COVID-19’s devastating impact on the Black community has been widely known since the very early stages of the pandemic. Yet in a spectacular display of federal foot-dragging, the Department of Health and Human Services waited until June 4th to require the collection of anonymized data regarding the race and ethnicity of those who test positive for coronavirus (which won’t start until Aug. 1).
With such data, public health officials could have helped direct resources to where they were needed most. They could have documented the coronavirus’s impact on minority populations sooner and responded rapidly. Why did it take so long for federal agencies to act? Why weren’t minority groups disproportionately affected given priority access to testing and treatment?
The answer is simple. Racism is a public health crisis in our country. This ugly truth, one of many receiving deserved attention in the aftermath of the recent protests across the country: the color of one’s skin has a direct relationship to one’s health, well-being, and overall life-expectancy in America.
“[A] person who’s classified as black in the United States is less likely to have access to high-quality health care, is more likely to be subjected to unequal treatment by their physician and is more likely to live in a neighborhood where they have other obstacles to their health,” says former NYC Health Commissioner Dr. Mary Bassett. “Poor health outcomes tend to cluster in places that people of color call home and where many residents live in poverty.”
Statistics support Dr. Bassett’s view. The Century Foundation found that African Americans continue to be paid lower than white Americans for the same jobs in the U.S. That’s the very definition of racial bias and is the main reason why the black community continues to be one of the most economically disadvantaged populations in America. Financial strains impact every aspect of one’s health: from living conditions to food quality, health care access, and health coverage.
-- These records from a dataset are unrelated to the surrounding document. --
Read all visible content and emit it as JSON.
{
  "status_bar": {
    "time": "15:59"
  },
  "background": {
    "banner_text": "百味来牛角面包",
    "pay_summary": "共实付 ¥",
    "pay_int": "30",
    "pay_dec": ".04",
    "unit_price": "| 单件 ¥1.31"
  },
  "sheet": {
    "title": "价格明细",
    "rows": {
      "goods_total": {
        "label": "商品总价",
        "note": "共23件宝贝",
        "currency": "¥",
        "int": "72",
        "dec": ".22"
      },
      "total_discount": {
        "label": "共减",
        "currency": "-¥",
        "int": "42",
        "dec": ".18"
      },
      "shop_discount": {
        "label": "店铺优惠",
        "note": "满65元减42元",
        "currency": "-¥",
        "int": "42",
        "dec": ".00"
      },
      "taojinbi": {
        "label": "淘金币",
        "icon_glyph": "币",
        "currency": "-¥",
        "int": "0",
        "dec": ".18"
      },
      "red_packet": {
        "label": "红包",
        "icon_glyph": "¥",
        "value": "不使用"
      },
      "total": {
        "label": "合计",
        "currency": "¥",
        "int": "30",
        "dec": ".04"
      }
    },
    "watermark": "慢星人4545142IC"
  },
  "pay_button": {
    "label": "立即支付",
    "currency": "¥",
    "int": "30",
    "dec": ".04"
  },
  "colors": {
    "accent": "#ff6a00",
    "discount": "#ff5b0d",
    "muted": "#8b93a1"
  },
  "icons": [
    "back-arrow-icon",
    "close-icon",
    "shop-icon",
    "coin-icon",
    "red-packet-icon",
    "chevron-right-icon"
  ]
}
Where one lives has a major bearing in determining an individual’s overall health. People who live in communities with less access to health care, healthy food, and greater exposure to crime and pollution are at higher risk of experiencing mental and physical health issues.
And despite meaningful efforts to expand health coverage under the Affordable Care Act, 9.7 percent of African Americans remained uninsured in 2018, compared to just 5.4 percent of white Americans. The average family spends roughly 11 percent of family income each year on health premiums and other health expenses. It’s near twice that amount — 20 percent — for African Americans.
Which brings us back to the coronavirus. While affluent Americans have been able to work from home and continue to earn a living during the pandemic, many in the African American community haven’t been able to do so. The Economic Policy Institute found that less than one-in-five black workers are able to work from home, compared to roughly one-in-three white workers. More African Americans are on the front lines and at greater risk of contracting COVID-19. Representing just 12.3 percent of the overall workforce, black workers make up 25 percent of all courier and food delivery essential personnel services. Combine that with the fact that African Americans have higher rates of pre-existing conditions such as diabetes, at a rate seven times higher than white people, it’s clear systemic racism plays an undeniable role in raising the public health risk for these men and women who are disproportionately providing critical services to others during the pandemic.
A month ago, black patients in Philadelphia were dying of COVID-19 at a rate 30 percent higher than white patients. Hospitals weren’t receiving the resources they desperately needed, so a local group took matters into their own hands. Churches and doctors formed the Black Doctors COVID-19 Consortium and pooled supplies and went out into the community to make testing more available to those who needed it. They started this nearly two months ago. The fact the U.S. government is so late in even collecting data to address this problem is appalling.
Racial disparity in public health is, at its core, a firmly rooted social injustice in America. Let’s hope the recent uprising will give us the courage to take the steps needed to achieve health equity.
Black Lives Matter.
Lyndon Haviland, DrPh, MPH, is a distinguished scholar at the CUNY School of Public Health and Health Policy.